CTO Tips
Until last year, I was CTO of a young startup named Cozy Cloud. While the company and the engineering team was growing, my job changed. It was very new to me and I wanted to keep performing well. To anticipate my new situation, I decided to look for documentation on the web. Surprisingly I didn't find much. So, I decided to network with more experienced CTOs and ask them if they can provide me with advice about the practice.
I discussed with people with different backgrounds. One grew a team from 4 to 70, another led a major French news website and another one led a team of 10 during 10 years. From these conversations I gained interesting tips I would like to share with you today. By the way, if you have good insights, links or books to share, I would love to know them. So don't hesitate to let me know!
Tips I collected
Team
- Small teams are more efficient (A team of 2 to 3 people provides excellent results).
- Adding more people won't always make you go faster as the cost in new process and communication has a lot of impact.
- Define clearly the roles of the team.
- Your role is closer to a sport coach. You are no longer the best player of the team.
Relation with the product team
- Product and technical teams should stay close. If the communication is broken, your project is doomed.
- If you don't have a product team, build it quickly.
- Most technical people are not enthusiastic about becoming product owner.
- Understand clearly what is product management.
Support
- It's good if everyone in the team spend time doing support to figure out your customer's problems.
- Engineers are known to be good at doing support.
Decisions
- Usage of new technologies should be the exception, not the norm (good frameworks: chosing boring technology and the Etsy way of chosing technologies).
- Repeat three times when you ask for something.
- Never grow tired in explaining how the organisation works.
- Define the done, saying "it works" is not enough to be considered as done.
Firing
- Firing someone who creates a bad ambiance is a good action.
- Drop customers that occupy too much of your time compared to the value they bring.
Books recommended to me on the subject
During that time, I also read several books people recommended to me. Here is my short list:
- Turn Your Ship Around (awesome framework to build an horizontal organisation)
- Mythical Man Month 2nd edition Chapter 18 (this chapter resumes the whole book and is full of good practices).
- ZMQ Guide - chapter 6 (especially this part)
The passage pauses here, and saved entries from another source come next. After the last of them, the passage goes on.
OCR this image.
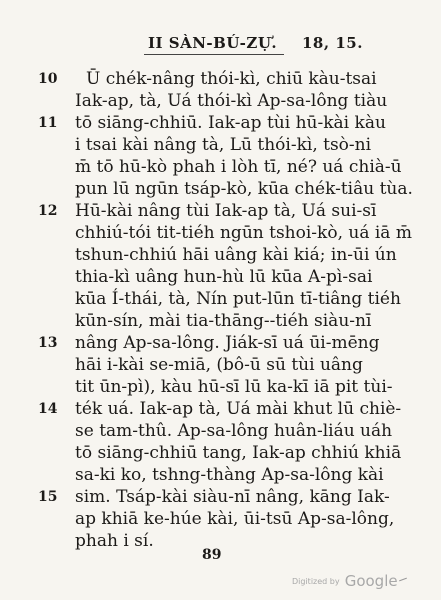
II SÀN-BÚ-ZỰ. 18, 15.
10 Ū chék-nâng thói-kì, chiū kàu-tsai
Iak-ap, tà, Uá thói-kì Ap-sa-lông tiàu
11 tō siāng-chhiū. Iak-ap tùi hū-kài kàu
i tsai kài nâng tà, Lū thói-kì, tsò-ni
m̄ tō hū-kò phah i lòh tī, né? uá chià-ū
pun lū ngūn tsáp-kò, kūa chék-tiâu tùa.
12 Hū-kài nâng tùi Iak-ap tà, Uá sui-sī
chhiú-tói tit-tiéh ngūn tshoi-kò, uá iā m̄
tshun-chhiú hāi uâng kài kiá; in-ūi ún
thia-kì uâng hun-hù lū kūa A-pì-sai
kūa Í-thái, tà, Nín put-lūn tī-tiâng tiéh
kūn-sín, mài tia-thāng--tiéh siàu-nī
13 nâng Ap-sa-lông. Jiák-sī uá ūi-mēng
hāi i-kài se-miā, (bô-ū sū tùi uâng
tit ūn-pì), kàu hū-sī lū ka-kī iā pit tùi-
14 ték uá. Iak-ap tà, Uá mài khut lū chiè-
se tam-thû. Ap-sa-lông huân-liáu uáh
tō siāng-chhiū tang, Iak-ap chhiú khiā
sa-ki ko, tshng-thàng Ap-sa-lông kài
15 sim. Tsáp-kài siàu-nī nâng, kāng Iak-
ap khiā ke-húe kài, ūi-tsū Ap-sa-lông,
phah i sí.
89
Digitized by Google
Of course, good comprehension of agile practices is a must, but you can find many existing publications about the subject on the internet. If you really want a book read Agile Samurai.
Interesting links
To finish, here are several good links I collected at that time. You will find great insights about how to create a team culture, managing your boss and answers about when to code:
- 7 Habits of Highly Successful CTOs
- How I Structured Engineering Teams at Linkedin and Admob for success
- Challenges Managing Dev Team
I hope you enjoy this article and that it will help you in your role as a CTO. All these good practices need confidence and will be challenged a lot by your collaborators, so be bold when applying them. Another thing, never forget that trust is hard to get and even harder to keep.